3. Entzündungen und Immunreaktionen: Wie das Endocannabinoid-System eingreift
In vielen chronischen Erkrankungen spielen entzündliche Prozesse eine zentrale Rolle – beispielsweise bei Autoimmunerkrankungen wie rheumatoider Arthritis, bei entzündlichen Darmerkrankungen oder neurodegenerativen Störungen. Die von Lowe et al. untersuchte Übersichtsarbeit stellt dar, wie Cannabinoide, insbesondere Cannabidiol (CBD) und Anandamid (AEA), entzündungsregulierende Eigenschaften entfalten – und zwar über verschiedene molekulare Zielstrukturen des ECS.
„Cannabinoids have demonstrated the ability to downregulate cytokine and chemokine production and, in doing so, are able to suppress inflammatory responses.“
Wirkung auf entzündungsfördernde Botenstoffe
Die Autoren beschreiben mehrere Signalwege, über die CBD und andere Cannabinoide auf proinflammatorische Zytokine wie Tumornekrosefaktor-α (TNF-α), Interleukin-6 (IL-6) oder Interleukin-12 (IL-12) wirken. Diese Moleküle sind maßgeblich an der Entstehung und Aufrechterhaltung chronischer Entzündungen beteiligt.
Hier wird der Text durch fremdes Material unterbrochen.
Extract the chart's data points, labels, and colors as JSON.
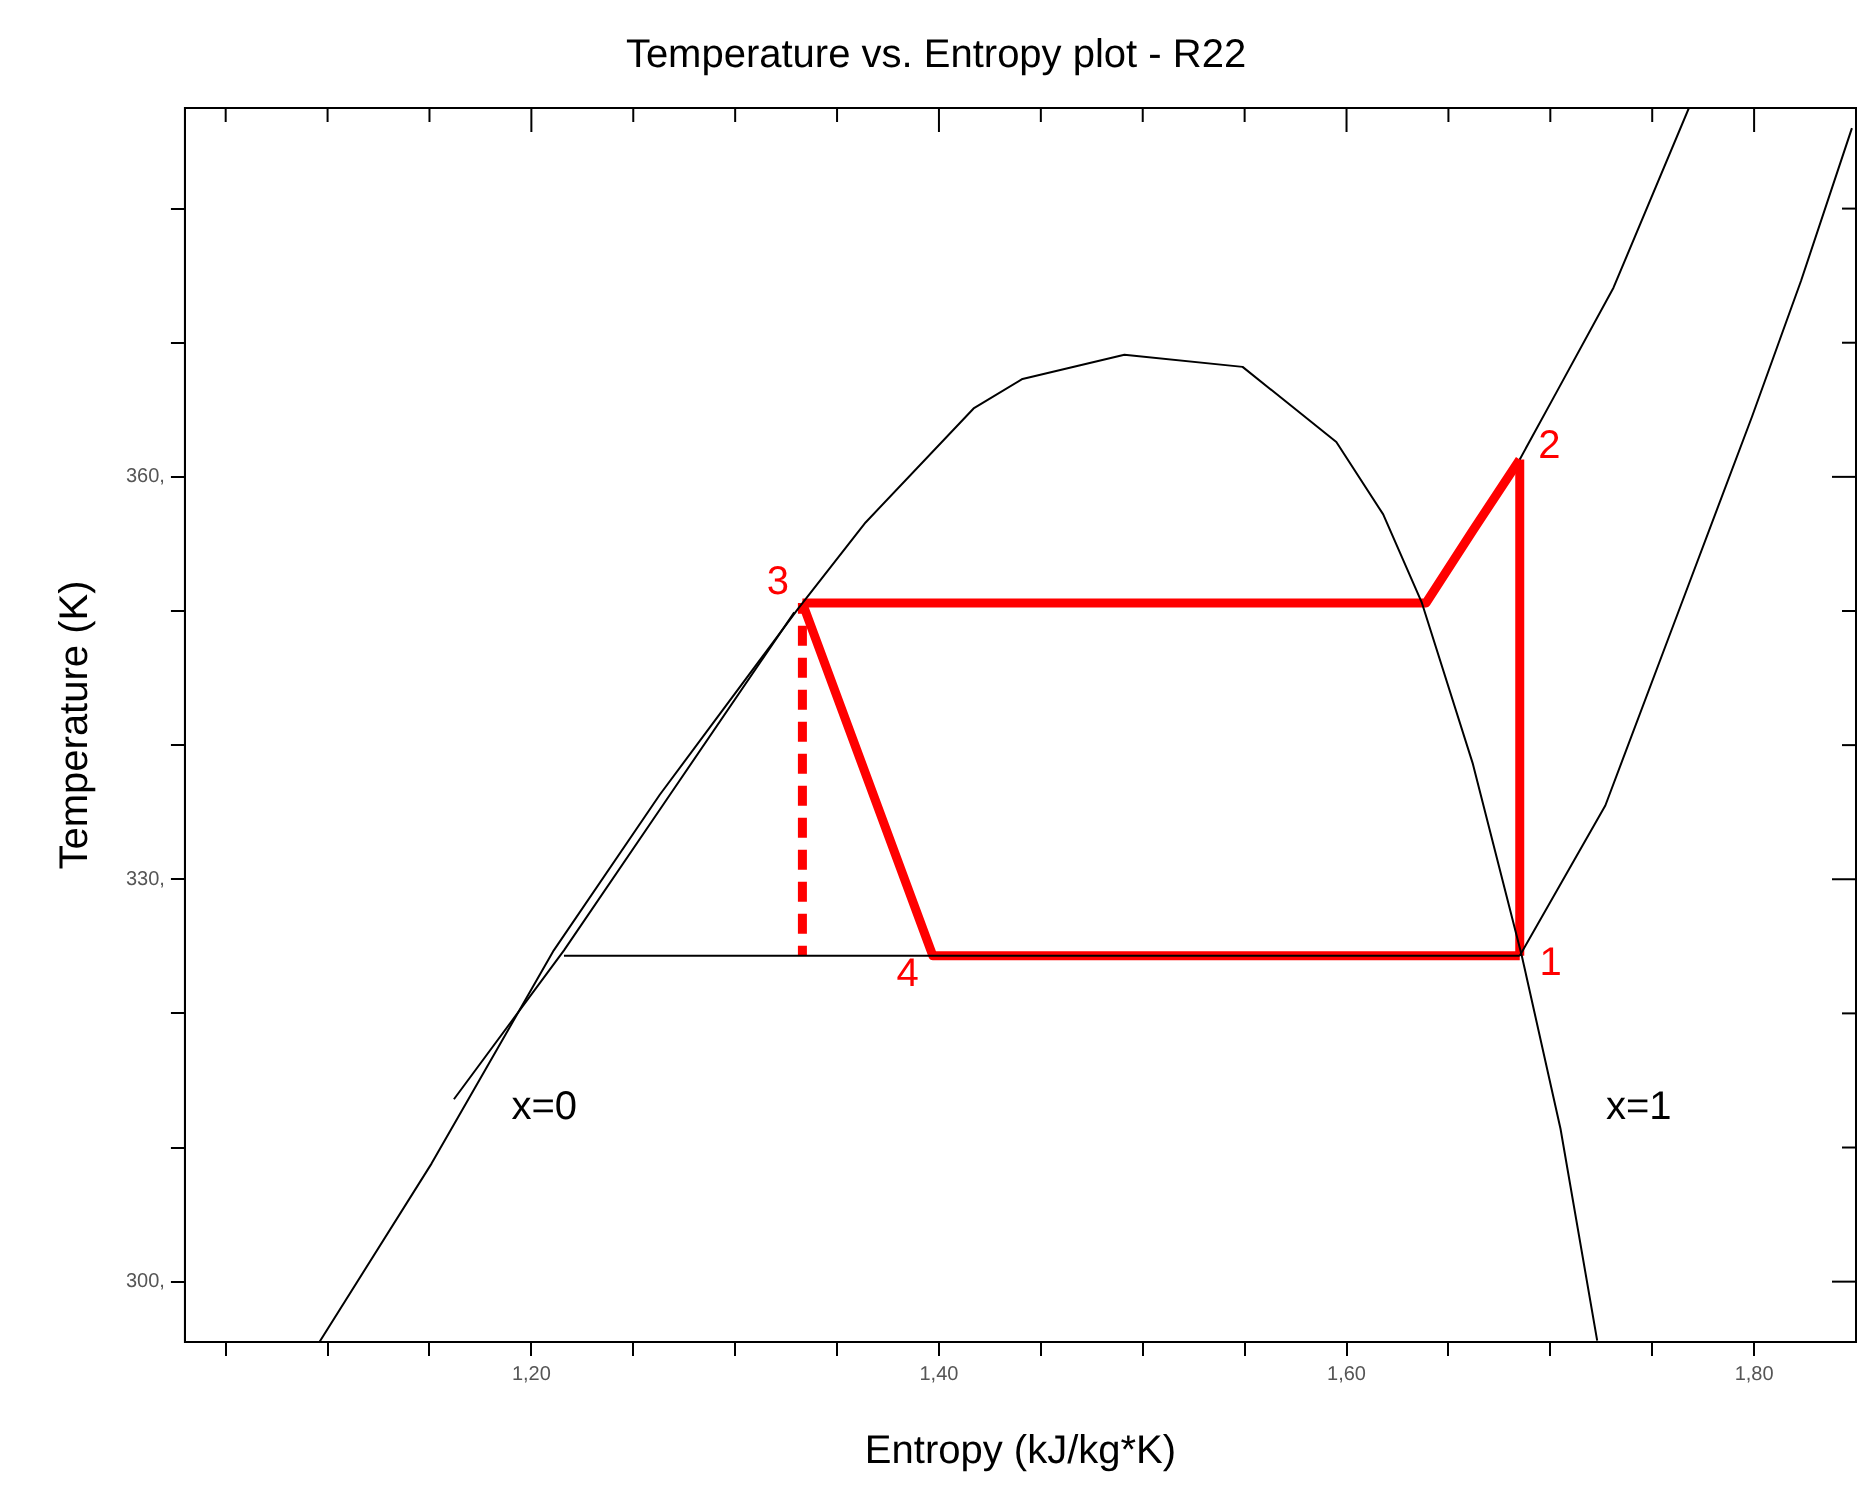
{
  "chart_data": {
    "type": "line",
    "title": "Temperature vs. Entropy plot - R22",
    "xlabel": "Entropy (kJ/kg*K)",
    "ylabel": "Temperature (K)",
    "xlim": [
      1.03,
      1.85
    ],
    "ylim": [
      295.5,
      387.5
    ],
    "xticks": [
      {
        "value": 1.05,
        "label": null
      },
      {
        "value": 1.1,
        "label": null
      },
      {
        "value": 1.15,
        "label": null
      },
      {
        "value": 1.2,
        "label": "1,20"
      },
      {
        "value": 1.25,
        "label": null
      },
      {
        "value": 1.3,
        "label": null
      },
      {
        "value": 1.35,
        "label": null
      },
      {
        "value": 1.4,
        "label": "1,40"
      },
      {
        "value": 1.45,
        "label": null
      },
      {
        "value": 1.5,
        "label": null
      },
      {
        "value": 1.55,
        "label": null
      },
      {
        "value": 1.6,
        "label": "1,60"
      },
      {
        "value": 1.65,
        "label": null
      },
      {
        "value": 1.7,
        "label": null
      },
      {
        "value": 1.75,
        "label": null
      },
      {
        "value": 1.8,
        "label": "1,80"
      }
    ],
    "yticks": [
      {
        "value": 300,
        "label": "300,"
      },
      {
        "value": 310,
        "label": null
      },
      {
        "value": 320,
        "label": null
      },
      {
        "value": 330,
        "label": "330,"
      },
      {
        "value": 340,
        "label": null
      },
      {
        "value": 350,
        "label": null
      },
      {
        "value": 360,
        "label": "360,"
      },
      {
        "value": 370,
        "label": null
      },
      {
        "value": 380,
        "label": null
      }
    ],
    "marker": "none",
    "legend": false,
    "series": [
      {
        "color": "#000000",
        "line_style": "solid",
        "x": [
          1.096,
          1.151,
          1.211,
          1.263,
          1.331,
          1.364,
          1.417,
          1.441,
          1.491,
          1.549,
          1.595,
          1.618,
          1.637,
          1.662,
          1.686,
          1.705,
          1.723
        ],
        "values": [
          295.5,
          308.8,
          324.7,
          336.3,
          350.2,
          356.6,
          365.1,
          367.3,
          369.1,
          368.2,
          362.6,
          357.2,
          350.6,
          338.6,
          324.3,
          311.4,
          295.6
        ]
      },
      {
        "color": "#000000",
        "line_style": "solid",
        "x": [
          1.162,
          1.216,
          1.268,
          1.329
        ],
        "values": [
          313.6,
          324.7,
          336.3,
          349.9
        ]
      },
      {
        "color": "#000000",
        "line_style": "solid",
        "x": [
          1.216,
          1.685
        ],
        "values": [
          324.3,
          324.3
        ]
      },
      {
        "color": "#000000",
        "line_style": "solid",
        "x": [
          1.685,
          1.703,
          1.731,
          1.768
        ],
        "values": [
          361.3,
          366.3,
          374.1,
          387.5
        ]
      },
      {
        "color": "#000000",
        "line_style": "solid",
        "x": [
          1.685,
          1.727,
          1.763,
          1.799,
          1.823,
          1.848
        ],
        "values": [
          324.3,
          335.5,
          350.0,
          364.5,
          374.6,
          386.0
        ]
      },
      {
        "color": "#ff0000",
        "line_style": "dashed",
        "x": [
          1.333,
          1.333
        ],
        "values": [
          350.6,
          324.3
        ]
      },
      {
        "color": "#ff0000",
        "line_style": "solid",
        "x": [
          1.333,
          1.639,
          1.662,
          1.685
        ],
        "values": [
          350.6,
          350.6,
          356.0,
          361.3
        ]
      },
      {
        "color": "#ff0000",
        "line_style": "solid",
        "x": [
          1.685,
          1.685
        ],
        "values": [
          324.3,
          361.3
        ]
      },
      {
        "color": "#ff0000",
        "line_style": "solid",
        "x": [
          1.333,
          1.397,
          1.685
        ],
        "values": [
          350.6,
          324.3,
          324.3
        ]
      }
    ],
    "annotations": [
      {
        "text": "1",
        "x": 1.685,
        "y": 324.3
      },
      {
        "text": "2",
        "x": 1.685,
        "y": 361.3
      },
      {
        "text": "3",
        "x": 1.333,
        "y": 350.6
      },
      {
        "text": "4",
        "x": 1.397,
        "y": 324.3
      },
      "x=0",
      "x=1"
    ]
  }
}
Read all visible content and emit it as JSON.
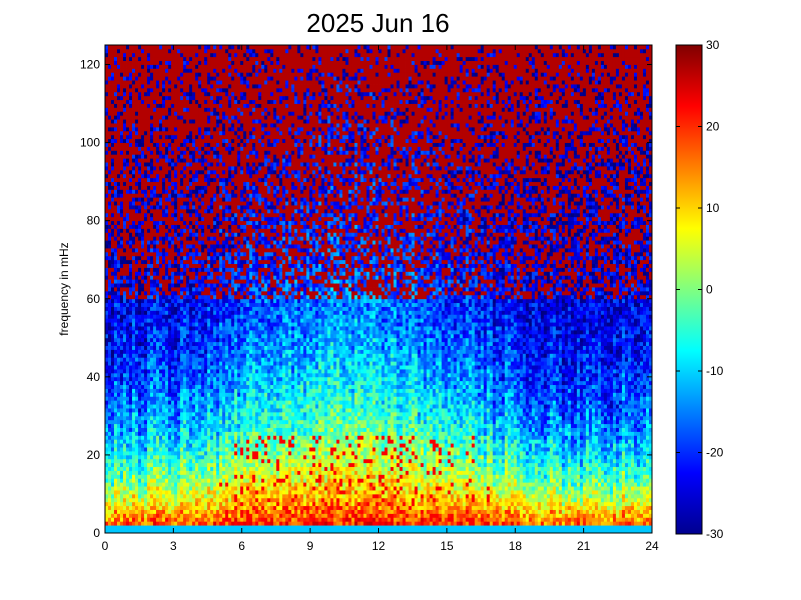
{
  "chart_data": {
    "type": "heatmap",
    "title": "2025 Jun 16",
    "xlabel": "",
    "ylabel": "frequency in mHz",
    "xlim": [
      0,
      24
    ],
    "ylim": [
      0,
      125
    ],
    "x_ticks": [
      "0",
      "3",
      "6",
      "9",
      "12",
      "15",
      "18",
      "21",
      "24"
    ],
    "y_ticks": [
      "0",
      "20",
      "40",
      "60",
      "80",
      "100",
      "120"
    ],
    "colorbar": {
      "colormap": "jet",
      "clim": [
        -30,
        30
      ],
      "ticks": [
        "-30",
        "-20",
        "-10",
        "0",
        "10",
        "20",
        "30"
      ]
    },
    "grid": false
  }
}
„CBD may mediate levels of inflammation by controlling the release of pro-inflammatory cytokines IL-12 and TNF-α.“
In einem von den Autoren der Übersichtsarbeit zitierten Mausmodell konnte CBD die durch Lipopolysaccharide (LPS) ausgelöste systemische Entzündungsreaktion über den Adenosin-A2A-Rezeptor abschwächen. Außerdem interagierte CBD mit dem TRPV1-Kanal und reduzierte in diesem Zusammenhang die Konzentration mehrerer entzündungsfördernder Zytokine:
„CBD... was able to reduce the levels of pro-inflammatory cytokines (eotaxin1, IL-2, IL-6, IL-12, IL-17, TNF-α, IFC-γ, and MCP-1).“
Fachbegriffe erklärt:
- Zytokine sind Signalproteine, die Immunzellen zur Kommunikation nutzen.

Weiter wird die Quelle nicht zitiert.